Seguirán operativos por tierra
El Gabinete de seguridad israelí, encabezado por el primer ministro, Ehud Olmert, decidió extender las operaciones militares por tierra en el sur del Líbano contra el grupo chiíta Hezbolá, informó la edición electrónica del diario “Haaretz”.
El plan adoptado por el gabinete prevé que el Ejército israelí llevará a cabo nuevas operaciones en las aldeas y localidades del sur del Líbano sobre las que se tenga constancia de que sirven de base a las milicias de Hezbolá.
En un discurso ante los alcaldes de las ciudades del norte de Israel, que son las que están sufriendo los ataques con cohetes de Hezbolá, Olmert fue tajante al afirmar que “no hay alto el fuego y no habrá alto el fuego en los próximos días”.
“El Ejército sigue luchando por aire, mar y tierra y en estos momentos brigadas del Ejército avanzan en el sur de Líbano para eliminar las infraestructuras del terror”, agregó Olmert.
El jefe del Gobierno israelí reiteró que la ofensiva militar no se detendrá hasta alejar a Hezbolá de la frontera con Israel y recuperar a los soldados israelíes cautivos en Líbano desde el pasado 12 de julio, cuando fueron capturados por milicianos del grupo chiíta.

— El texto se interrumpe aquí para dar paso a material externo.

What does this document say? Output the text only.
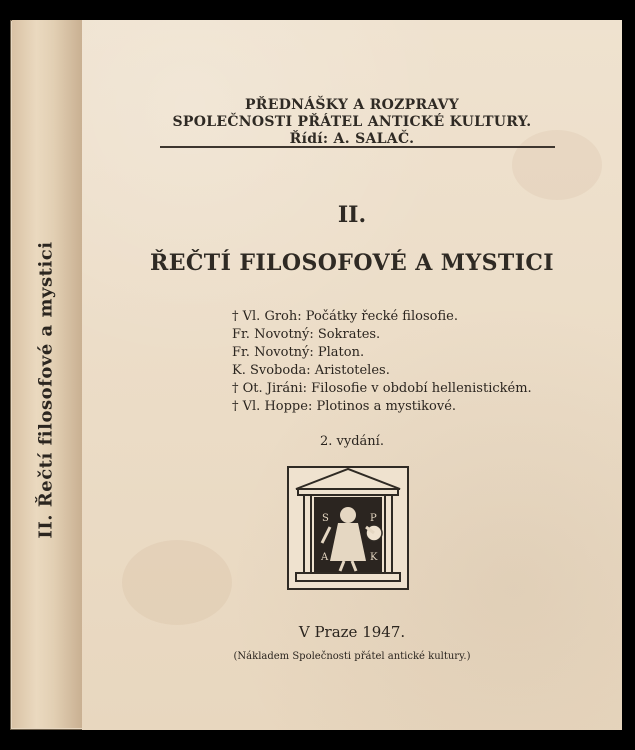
II. Řečtí filosofové a mystici
PŘEDNÁŠKY A ROZPRAVY
SPOLEČNOSTI PŘÁTEL ANTICKÉ KULTURY.
Řídí: A. SALAČ.
II.
ŘEČTÍ FILOSOFOVÉ A MYSTICI
† Vl. Groh: Počátky řecké filosofie.
Fr. Novotný: Sokrates.
Fr. Novotný: Platon.
K. Svoboda: Aristoteles.
† Ot. Jiráni: Filosofie v období hellenistickém.
† Vl. Hoppe: Plotinos a mystikové.
2. vydání.
S
A
P
K
V Praze 1947.
(Nákladem Společnosti přátel antické kultury.)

“La guerra terminará cuando la amenaza (del disparo de cohetes desde Líbano) haya desaparecido, nuestros soldados capturados vuelvan a casa sanos y salvos, y vosotros podáis vivir en paz y seguridad”, afirmó Olmert ante los alcaldes.
En Ginebra, la principal funcionaria de derechos humanos de las Naciones Unidas acogió el lunes la promesa de Israel de investigar la matanza de al menos 56 personas, la mayoría niños y mujeres, en un bombardeo del domingo en Qana. Pero Louise Arbour, Alta Comisionada de Derechos Humanos de la ONU, expresó que las investigaciones deben ser independientes, y que Israel debería invitar a expertos internacionales.
Condena latinoamericana
En América Latina, a donde llegaron este lunes más evacuados de la guerra en Líbano, varios países manifestaron un rechazo a los bombardeos de Israel contra la población civil y exigieron un cese del fuego inmediato para permitir el despliegue de una fuerza de paz.
El gobierno de Chile condenó enérgicamente este lunes los últimos ataques israelíes. También México rechazó el ataque a Qana. “México condena en los términos más enérgicos el ataque aéreo israelí” en Qana, subrayó la cancillería mexicana.
Por su parte, Argentina expresó “sus sentidas condolencias al pueblo y gobierno del Líbano por la trágica muerte de estos civiles inocentes”.
En Washington, el secretario general de la Organización de Estados Americanos (OEA), José Miguel Insulza, condenó ayer la muerte de civiles, especialmente niños, a causa del bombardeo israelí sobre la ciudad de Qana.